There are always templates:

// number of items in an array
template< typename T, size_t N > size_t ArraySize (T (&) [N]){ return N; }

Example:

int foo [] = { 42, 56, 78, 34, 11 };

// number of items in an array
#define ARRAY_SIZE(x) (sizeof(x) / sizeof((x)[0]))
template< typename T, size_t N > size_t ArraySize (T (&) [N]){ return N; }

void setup ()
  {
  Serial.begin (115200);
  Serial.println ();
  Serial.print ("using #define:  ");
  Serial.println (ARRAY_SIZE (foo));
  Serial.print ("using template: ");
  Serial.println (ArraySize (foo));
   }  // end of setup
void loop () { }

Output:

using #define:  5
using template: 5

If you comment-out one and then the other method the generated code size is the same. (2278 bytes on the Uno).


Rather interestingly though, this uses more program memory (2380 bytes):

int foo [] = { 42, 56, 78, 34, 11 };

void setup ()
  {
  Serial.begin (115200);
  Serial.println ();

  Serial.print ("using literal:   ");
  Serial.println (5);
  }  // end of setup

void loop () { }

To get back to 2278 bytes I had to change the println line to read:

  Serial.println ((size_t) 5);

Now most people wouldn't think to do that. The conclusion is that salting literal values through your code not only makes it harder to read and debug, but may even use more space rather than less.

AWOL:
If there are no indirect references to the "const" then the compiler is free to optimise them away...

What's an indirect reference to a const? Can you give an example?

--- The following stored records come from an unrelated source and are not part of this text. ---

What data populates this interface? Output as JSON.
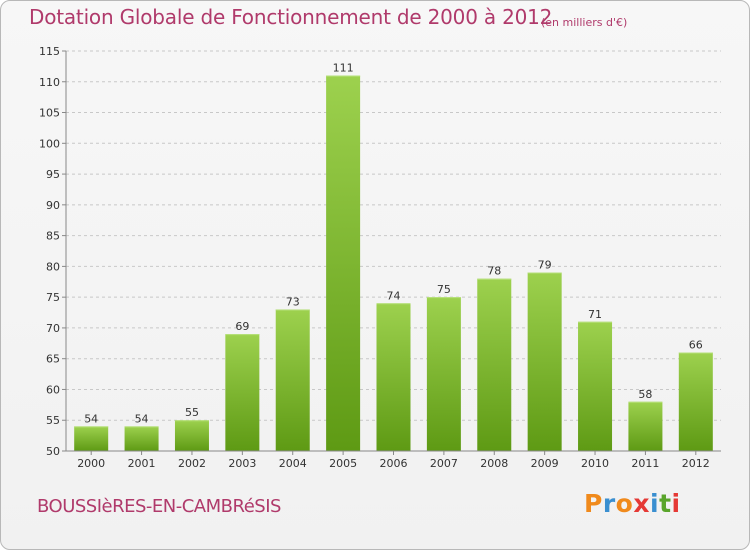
{
  "title": "Dotation Globale de Fonctionnement de 2000 à 2012",
  "subtitle": "(en milliers d'€)",
  "place_name": "BOUSSIèRES-EN-CAMBRéSIS",
  "brand": {
    "letters": [
      "P",
      "r",
      "o",
      "x",
      "i",
      "t",
      "i"
    ],
    "colors": [
      "#f08a1c",
      "#3a8fd0",
      "#f08a1c",
      "#e53935",
      "#3a8fd0",
      "#5aa52b",
      "#e53935"
    ]
  },
  "colors": {
    "title": "#b03a6b",
    "bar_top": "#9dd14e",
    "bar_bottom": "#5e9a14",
    "grid": "#c8c8c8"
  },
  "chart_data": {
    "type": "bar",
    "title": "Dotation Globale de Fonctionnement de 2000 à 2012",
    "subtitle": "(en milliers d'€)",
    "categories": [
      "2000",
      "2001",
      "2002",
      "2003",
      "2004",
      "2005",
      "2006",
      "2007",
      "2008",
      "2009",
      "2010",
      "2011",
      "2012"
    ],
    "values": [
      54,
      54,
      55,
      69,
      73,
      111,
      74,
      75,
      78,
      79,
      71,
      58,
      66
    ],
    "ylim": [
      50,
      115
    ],
    "yticks": [
      50,
      55,
      60,
      65,
      70,
      75,
      80,
      85,
      90,
      95,
      100,
      105,
      110,
      115
    ],
    "grid": true,
    "data_labels": true
  }
}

[quote author=Nick Gammon link=topic=264244.msg1864774#msg1864774 date=1409604836]To get back to 2278 bytes I had to change the println line to read:

  Serial.println ((size_t) 5);

[/quote]

  • Serial.println ( 5);
    The literal is signed in this example, and unsigned when cast to a size_t. This calls a different overload of print::println(), and the signed version has a little extra code to handle negative numbers.

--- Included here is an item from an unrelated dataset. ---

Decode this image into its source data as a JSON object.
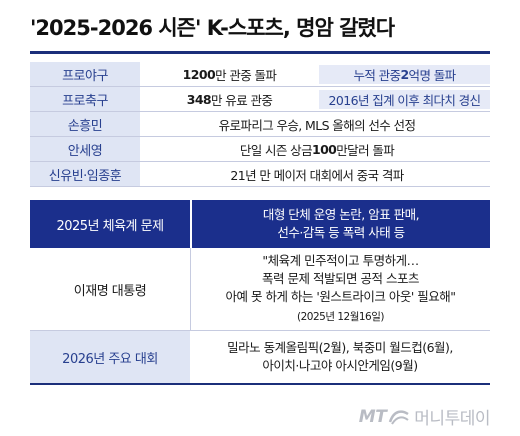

Now most people wouldn't think to do that. The conclusion is that salting literal values through your code not only makes it harder to read and debug, but may even use more space rather than less.

You can avoid this by using an integer literal suffix, the line below should produce code equivalent to using the size_t cast:

Serial.println ( 5ul );
void setup ()
  {
  Serial.begin (115200);
  Serial.println ();

  Serial.print ("using literal:   ");
  Serial.println (5ul);
  }  // end of setup

void loop () { }

2264 bytes. :slight_smile:

  Serial.println (5u);

Gives 2278 bytes.

But who writes code like that?

How many kids do you have?

Response:

5 (unsigned).

An array of constants used for linear interpolation (may have syntax errors)...

float const C[] const = ( 36, 1274, 283745 );

The compiler optimizes away the array if the array index is always a compile time constant...

C[0]

The array is brought into SRAM if the array index is variable...

for ( i=0; i < 3; ++i )
Serial.println( C [ i ] );

Edited to make example clearer. AWOL

AWOL, I fear your edits may have been lost to the ether. We appear to have been editing simultaneously. I apologize. And am finished for the night.

Good night to all!

There are (at least) 3 different places your constant could be "stored".

  1. In SRAM.

  2. In the instruction, eg Load(,4); A single instruction can be used and the data is with in the instruction.

  3. In a register. With or without an address in SRAM for the constant.

Options 3 also so applies to vars not just constants.

If your are going to look at this you need to keep an eye on the size of the code as well as the SRAM usage. The complexity/size of the program will also effect where the compiler stores things, as will the number of vars/constants.

Mark

holmes4:
There are (at least) 3 different places your constant could be "stored".

  1. In SRAM.

  2. In the instruction, eg Load(,4); A single instruction can be used and the data is with in the instruction.

  3. In a register. With or without an address in SRAM for the constant.

Options 3 also so applies to vars not just constants.

If your are going to look at this you need to keep an eye on the size of the code as well as the SRAM usage. The complexity/size of the program will also effect where the compiler stores things, as will the number of vars/constants.

Mark

Case 3 is virtually identical to case 2.
To get into a register, it had to come out of flash.

how about a case like this (exclusively reserve a register for data) - this would satisfy #3 :stuck_out_tongue:

register unsigned char a asm ("r20");

then you could reserve that specific register with -ffixed-reg on the gcc compiler :slight_smile: the point is, there are many ways to code and how to tweak things specifically to your needs. i think this thread has been informative about the different scenarios' but in my own personal preference and style, i would have used a #define in this case.

how about a case like this (exclusively reserve a register for data) - this would satisfy #3

But the data that goes in the register has to come from somewhere and the only place it can come from is flash memory.

Case 3 is virtually identical to case 2.

err No.

In case 2 (if you look at the instruction set) for example, an add would require the use of the add immediate instruction however case 3 allows the use of Add and add without carry.

If when you say

To get into a register, it had to come out of flash.

you mean, at start up. Then yes, but that is not required in case 2.

AVR instruction set http://www.atmel.com/images/doc0856.pdf

Another oddie, to me, is the the size of the immediate value is different for different instruction types. So for ADD it 0-63 but in the immediate logical AND it's 0-255.

Mark

Edit - Grrr took me a long time to write this post.

Err, very much yes.

It either came out of flash as an immediate constant (as part of an instruction), or it came out of flash as a literal constant or table entry.

i thought our discussion was on the use of "SRAM memory" :slight_smile: